The text of the document, as published by the International Save the Children Union in Geneva on 23 February 1923, is as follows:

  1. The child must be given the means requisite for its normal development, both materially and spiritually.
  2. The child that is hungry must be fed, the child that is sick must be nursed, the child that is backward must be helped, the delinquent child must be reclaimed, and the orphan and the waif must be sheltered and succoured.
  3. The child must be the first to receive relief in times of distress.
  4. The child must be put in a position to earn a livelihood, and must be protected against every form of exploitation.
  5. The child must be brought up in the consciousness that its talents must be devoted to the service of its fellow men.

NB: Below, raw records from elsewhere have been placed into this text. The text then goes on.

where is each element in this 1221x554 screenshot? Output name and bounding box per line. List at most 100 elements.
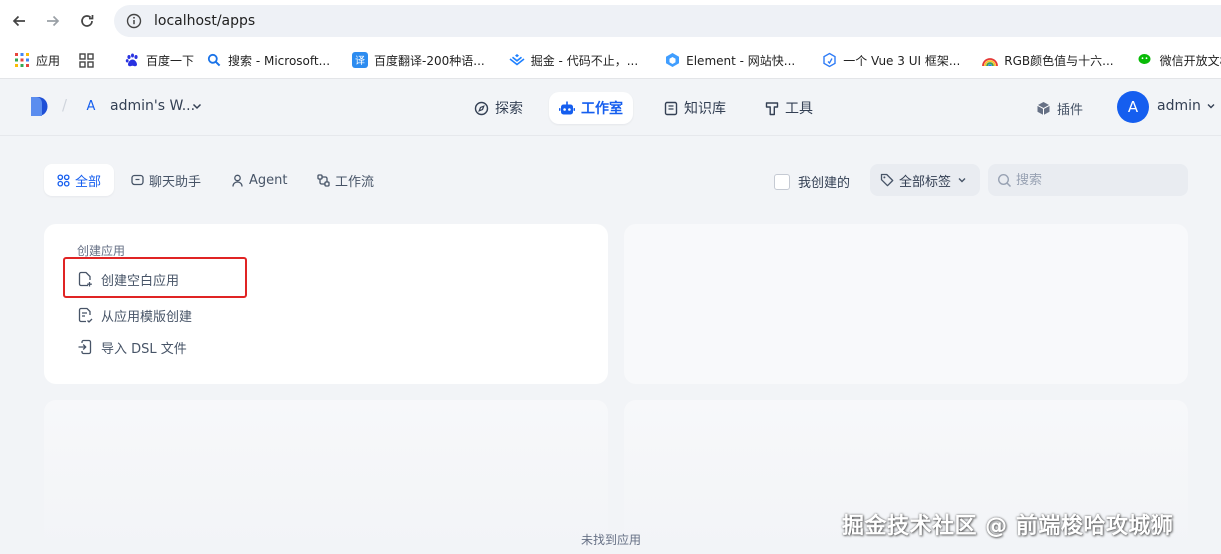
tab-workflow[interactable]: 工作流 bbox=[304, 164, 387, 196]
bookmark-element[interactable]: Element - 网站快... bbox=[658, 48, 801, 72]
nav-studio[interactable]: 工作室 bbox=[549, 92, 633, 124]
apps-grid-icon bbox=[15, 53, 29, 67]
nav-knowledge-label: 知识库 bbox=[684, 101, 726, 117]
nav-tools[interactable]: 工具 bbox=[755, 92, 823, 124]
import-dsl-label: 导入 DSL 文件 bbox=[101, 341, 187, 357]
element-icon bbox=[665, 53, 679, 67]
bookmark-vue-ui[interactable]: 一个 Vue 3 UI 框架... bbox=[815, 48, 966, 72]
translate-icon: 译 bbox=[352, 52, 369, 68]
tag-filter-label: 全部标签 bbox=[899, 174, 952, 190]
robot-icon bbox=[559, 101, 575, 114]
bookmark-label: 应用 bbox=[36, 53, 61, 68]
bookmark-baidu[interactable]: 百度一下 bbox=[118, 48, 200, 72]
tag-filter-select[interactable]: 全部标签 bbox=[870, 164, 980, 196]
nav-explore-label: 探索 bbox=[495, 101, 523, 117]
bookmark-wechat-docs[interactable]: 微信开放文档 bbox=[1132, 48, 1221, 72]
highlight-annotation-box bbox=[63, 257, 247, 298]
bookmark-label: 微信开放文档 bbox=[1159, 53, 1221, 68]
file-template-icon bbox=[78, 307, 93, 323]
nav-knowledge[interactable]: 知识库 bbox=[654, 92, 736, 124]
browser-toolbar: localhost/apps bbox=[0, 0, 1221, 42]
chevron-down-icon[interactable] bbox=[191, 100, 203, 112]
reload-button[interactable] bbox=[72, 6, 102, 36]
bookmark-label: 掘金 - 代码不止，... bbox=[530, 53, 639, 68]
url-text[interactable]: localhost/apps bbox=[154, 13, 255, 29]
nav-explore[interactable]: 探索 bbox=[464, 92, 533, 124]
bookmark-rgb[interactable]: RGB颜色值与十六... bbox=[976, 48, 1119, 72]
create-from-template-button[interactable]: 从应用模版创建 bbox=[77, 304, 192, 326]
workflow-icon bbox=[317, 173, 330, 187]
create-app-card: 创建应用 创建空白应用 从应用模版创建 导入 DSL 文件 bbox=[44, 224, 608, 384]
my-created-filter[interactable]: 我创建的 bbox=[774, 172, 850, 191]
tab-groups-icon bbox=[78, 52, 94, 68]
user-name[interactable]: admin bbox=[1157, 98, 1201, 114]
tab-all-label: 全部 bbox=[75, 174, 102, 190]
import-dsl-button[interactable]: 导入 DSL 文件 bbox=[77, 336, 187, 358]
chevron-down-icon[interactable] bbox=[1206, 101, 1216, 111]
bookmarks-bar: 应用 百度一下 搜索 - Microsoft... 译 百度翻译-200种语..… bbox=[0, 42, 1221, 79]
bookmark-label: 百度一下 bbox=[146, 53, 195, 68]
back-button[interactable] bbox=[4, 6, 34, 36]
app-card-placeholder bbox=[624, 224, 1188, 384]
wechat-icon bbox=[1138, 54, 1151, 64]
logo-icon bbox=[31, 97, 48, 116]
cube-icon bbox=[1037, 102, 1050, 115]
my-created-label: 我创建的 bbox=[798, 176, 851, 191]
bookmark-label: 百度翻译-200种语... bbox=[374, 53, 485, 68]
tab-all[interactable]: 全部 bbox=[44, 164, 115, 196]
compass-icon bbox=[474, 101, 489, 115]
rainbow-icon bbox=[982, 58, 999, 67]
book-icon bbox=[664, 101, 678, 115]
agent-icon bbox=[232, 174, 243, 187]
app-header: / A admin's W... 探索 工作室 知识库 工具 插件 A admi… bbox=[0, 79, 1221, 136]
tab-chat-label: 聊天助手 bbox=[149, 174, 202, 190]
address-bar[interactable]: localhost/apps bbox=[114, 5, 1221, 37]
bookmark-label: 一个 Vue 3 UI 框架... bbox=[843, 53, 961, 68]
tab-agent-label: Agent bbox=[249, 172, 288, 188]
workspace-avatar[interactable]: A bbox=[82, 98, 100, 116]
vue-ui-icon bbox=[823, 52, 836, 68]
nav-tools-label: 工具 bbox=[785, 101, 813, 117]
chat-bubble-icon bbox=[131, 174, 144, 185]
bookmark-bing-search[interactable]: 搜索 - Microsoft... bbox=[200, 48, 336, 72]
watermark: 掘金技术社区 @ 前端梭哈攻城狮 bbox=[842, 514, 1174, 539]
plugins-label: 插件 bbox=[1057, 103, 1084, 118]
header-separator: / bbox=[62, 96, 68, 114]
create-from-template-label: 从应用模版创建 bbox=[101, 309, 193, 325]
chevron-down-icon bbox=[958, 178, 966, 183]
arrow-left-icon bbox=[12, 15, 25, 27]
bookmark-juejin[interactable]: 掘金 - 代码不止，... bbox=[503, 48, 644, 72]
search-icon bbox=[207, 53, 221, 67]
plugins-button[interactable]: 插件 bbox=[1036, 99, 1083, 118]
bookmark-baidu-translate[interactable]: 译 百度翻译-200种语... bbox=[346, 48, 491, 72]
svg-text:译: 译 bbox=[355, 55, 365, 67]
tab-agent[interactable]: Agent bbox=[218, 164, 300, 196]
juejin-icon bbox=[509, 54, 525, 66]
site-info-icon[interactable] bbox=[126, 13, 142, 29]
search-input[interactable] bbox=[1016, 172, 1176, 188]
tab-chat-assistant[interactable]: 聊天助手 bbox=[118, 164, 214, 196]
bookmark-apps[interactable]: 应用 bbox=[8, 48, 66, 72]
app-card-placeholder bbox=[44, 400, 608, 554]
workspace-name[interactable]: admin's W... bbox=[110, 98, 195, 114]
my-created-checkbox[interactable] bbox=[774, 173, 790, 190]
tag-icon bbox=[880, 173, 894, 187]
nav-studio-label: 工作室 bbox=[581, 101, 623, 117]
arrow-right-icon bbox=[47, 15, 60, 27]
bookmark-label: 搜索 - Microsoft... bbox=[228, 53, 331, 68]
dify-logo[interactable] bbox=[30, 96, 50, 118]
file-import-icon bbox=[78, 339, 92, 355]
bookmark-tab-groups[interactable] bbox=[72, 48, 106, 72]
forward-button[interactable] bbox=[38, 6, 68, 36]
reload-icon bbox=[81, 15, 94, 27]
no-apps-found-text: 未找到应用 bbox=[581, 533, 642, 547]
bookmark-label: Element - 网站快... bbox=[686, 53, 796, 68]
search-box[interactable] bbox=[988, 164, 1188, 196]
baidu-paw-icon bbox=[125, 53, 138, 66]
hammer-icon bbox=[765, 101, 779, 115]
bookmark-label: RGB颜色值与十六... bbox=[1004, 53, 1114, 68]
tab-workflow-label: 工作流 bbox=[335, 174, 375, 190]
grid-icon bbox=[57, 173, 70, 187]
user-avatar[interactable]: A bbox=[1117, 91, 1149, 123]
search-icon bbox=[997, 173, 1012, 187]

This text was endorsed by the League of Nations General Assembly on 26 November 1924 as the World Child Welfare Charter, and was the first human rights document approved by an inter-governmental institution. It was reaffirmed by the League in 1934. Heads of State and Government pledged to incorporate its principles in domestic legislation. In France, it was ordered to be displayed in every school.

After considering a number of options, including that of drafting an entirely new declaration, the United Nations resolved in 1946 to adopt the document, in a much expanded version, as its own statement of children’s rights. Many different governments were involved in the drafting process. A slightly expanded version, with seven points in place of five, was adopted in 1948. Then on 10 December 1959 the United Nations General Assembly adopted a Declaration of the Rights of the Child, based on the structure and contents of the 1924 original, with ten principles. An accompanying resolution, proposed by the delegation of Afghanistan, called on governments to recognise these rights, strive for their acceptance, and publicise the document as widely as possible. This date has been adopted as the Universal Children’s Day.

This Declaration was followed in 1989 by the Convention on the Rights of the Child, adopted by the UN General Assembly, adopted and opened for signature, ratification and accession by General Assembly resolution 44/25 of 20 November 1989; entry into force 2 September 1990, in accordance with article 49.